Cette automythification en un sujet posthume, Victor Hugo la reprend dans le genre lyrique en 1856, dans Les Contemplations: il affirme y livrer les Mémoires d'une âme
, le livre d'un mort
. Dans son essai intitulé Mythographies, Pierre Albouy interprète cette posture métaphysique de l'outre-tombe comme une réponse au traumatisme de la révolution manquée de 1848, qui a impliqué la mise en échec de la bourgeoisie éclairée et l'exil du poète. Plutôt que de mettre en évidence cette rupture historique, l'auteur place au cœur du recueil, comme son centre négatif, la mort de sa fille Léopoldine. Dès lors, ses combats
s'inscrivent dans une téléologie spirituelle, menant des apparences illusoires de la jeunesse à la perspective rédemptrice de l'au-delà. Les six livres du recueil surdéterminent les étapes d'un itinéraire initiatique et d'une épopée de l'humanité. Le poète s'y affronte pour finir aux spectres du néant, que Pierre Albouy considère comme des métaphores de la mort, incarnées en figures mythiques. Ainsi, la bouche d'ombre
, ou le rayon
divin, deviennent-ils des instances énonciatives, parfois même de véritables interlocuteurs ou des personnages.

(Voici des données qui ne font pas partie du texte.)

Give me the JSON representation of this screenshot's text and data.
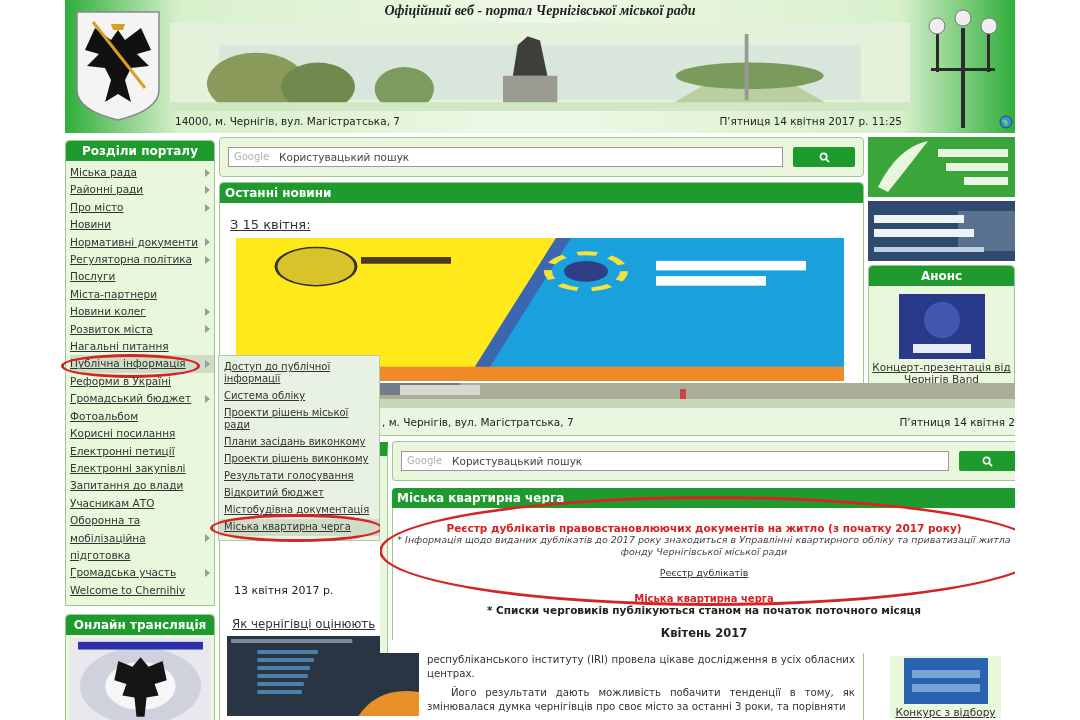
{
  "header": {
    "title": "Офіційний веб - портал Чернігівської міської ради",
    "address": "14000, м. Чернігів, вул. Магістратська, 7",
    "datetime": "П’ятниця 14 квітня 2017 р. 11:25"
  },
  "sidebar": {
    "title": "Розділи порталу",
    "items": [
      {
        "label": "Міська рада",
        "submenu": true,
        "selected": false,
        "circled": false
      },
      {
        "label": "Районні ради",
        "submenu": true,
        "selected": false,
        "circled": false
      },
      {
        "label": "Про місто",
        "submenu": true,
        "selected": false,
        "circled": false
      },
      {
        "label": "Новини",
        "submenu": false,
        "selected": false,
        "circled": false
      },
      {
        "label": "Нормативні документи",
        "submenu": true,
        "selected": false,
        "circled": false
      },
      {
        "label": "Регуляторна політика",
        "submenu": true,
        "selected": false,
        "circled": false
      },
      {
        "label": "Послуги",
        "submenu": false,
        "selected": false,
        "circled": false
      },
      {
        "label": "Міста-партнери",
        "submenu": false,
        "selected": false,
        "circled": false
      },
      {
        "label": "Новини колег",
        "submenu": true,
        "selected": false,
        "circled": false
      },
      {
        "label": "Розвиток міста",
        "submenu": true,
        "selected": false,
        "circled": false
      },
      {
        "label": "Нагальні питання",
        "submenu": false,
        "selected": false,
        "circled": false
      },
      {
        "label": "Публічна інформація",
        "submenu": true,
        "selected": true,
        "circled": true
      },
      {
        "label": "Реформи в Україні",
        "submenu": false,
        "selected": false,
        "circled": false
      },
      {
        "label": "Громадський бюджет",
        "submenu": true,
        "selected": false,
        "circled": false
      },
      {
        "label": "Фотоальбом",
        "submenu": false,
        "selected": false,
        "circled": false
      },
      {
        "label": "Корисні посилання",
        "submenu": false,
        "selected": false,
        "circled": false
      },
      {
        "label": "Електронні петиції",
        "submenu": false,
        "selected": false,
        "circled": false
      },
      {
        "label": "Електронні закупівлі",
        "submenu": false,
        "selected": false,
        "circled": false
      },
      {
        "label": "Запитання до влади",
        "submenu": false,
        "selected": false,
        "circled": false
      },
      {
        "label": "Учасникам АТО",
        "submenu": false,
        "selected": false,
        "circled": false
      },
      {
        "label": "Оборонна та мобілізаційна підготовка",
        "submenu": true,
        "selected": false,
        "circled": false
      },
      {
        "label": "Громадська участь",
        "submenu": true,
        "selected": false,
        "circled": false
      },
      {
        "label": "Welcome to Chernihiv",
        "submenu": false,
        "selected": false,
        "circled": false
      }
    ],
    "live_title": "Онлайн трансляція"
  },
  "submenu": {
    "items": [
      {
        "label": "Доступ до публічної інформації",
        "selected": false,
        "circled": false
      },
      {
        "label": "Система обліку",
        "selected": false,
        "circled": false
      },
      {
        "label": "Проекти рішень міської ради",
        "selected": false,
        "circled": false
      },
      {
        "label": "Плани засідань виконкому",
        "selected": false,
        "circled": false
      },
      {
        "label": "Проекти рішень виконкому",
        "selected": false,
        "circled": false
      },
      {
        "label": "Результати голосування",
        "selected": false,
        "circled": false
      },
      {
        "label": "Відкритий бюджет",
        "selected": false,
        "circled": false
      },
      {
        "label": "Містобудівна документація",
        "selected": false,
        "circled": false
      },
      {
        "label": "Міська квартирна черга",
        "selected": true,
        "circled": true
      }
    ]
  },
  "search": {
    "brand": "Google",
    "placeholder": "Користувацький пошук"
  },
  "news": {
    "title": "Останні новини",
    "first_date": "З 15 квітня:",
    "second_date": "13 квітня 2017 р.",
    "article_title": "Як чернігівці оцінюють",
    "paragraphs": [
      "республіканського інституту (IRI) провела цікаве дослідження в усіх обласних центрах.",
      "Його результати дають можливість побачити тенденції в тому, як змінювалася думка чернігівців про своє місто за останні 3 роки, та порівняти"
    ]
  },
  "right": {
    "anons_title": "Анонс",
    "anons_link": "Концерт-презентація від Чернігів Band",
    "contest_link": "Конкурс з відбору"
  },
  "overlay": {
    "address": ", м. Чернігів, вул. Магістратська, 7",
    "datetime": "П’ятниця 14 квітня 2",
    "search_brand": "Google",
    "search_placeholder": "Користувацький пошук",
    "title": "Міська квартирна черга",
    "notice": {
      "title": "Реєстр дублікатів правовстановлюючих документів на житло (з початку 2017 року)",
      "note": "* Інформація щодо виданих дублікатів до 2017 року знаходиться в Управлінні квартирного обліку та приватизації житла фонду Чернігівської міської ради",
      "link": "Реєстр дублікатів",
      "circled": true
    },
    "subtitle": "Міська квартирна черга",
    "remark": "* Списки черговиків публікуються станом на початок поточного місяця",
    "month": "Квітень 2017"
  }
}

Par le mythe de la rédemption poétique, l'auteur réapparie les instances disjointes du sujet et de la communauté, de l'ici-bas et de l'outre-tombe. C'est aussi sa propre figure de poète qu'il sacralise, en se posant vis-à-vis des autres hommes en un pasteur
ou un prophète
, capable de faire parler les gouffres du monde invisible. Le poète se mythifie sur le mode démiurgique, et il sacralise tout à la fois son verbe et son livre. Le nom même de Jéhovah!
, créant la première constellation cosmique de ses sept lettres dans le poème Nomen, Numen, Lumen, est à l'image du pouvoir fondateur de la parole poétique:
Et l'être formidable et serein se leva;
Il se dressa sur l'ombre et cria: JÉHOVAH!
Et dans l'immensité ces sept lettres tombèrent;
Et ce sont, dans les cieux que nos yeux réverbèrent,
Au-dessus de nos fronts tremblants sous leur rayon,
Les sept astres géants du noir septentrion.
Dans l'ultime poème du recueil en effet, l'ouvrage même des Contemplations est appelé à s'abolir en se faisant constellation à son tour: il s'accomplit à l'égal de la genèse divine, au moment même où il consacre son anéantissement dans l'infini. En se faisant le mythe d'une création spirituelle, la littérature fonde son sacre et instaure son absolu.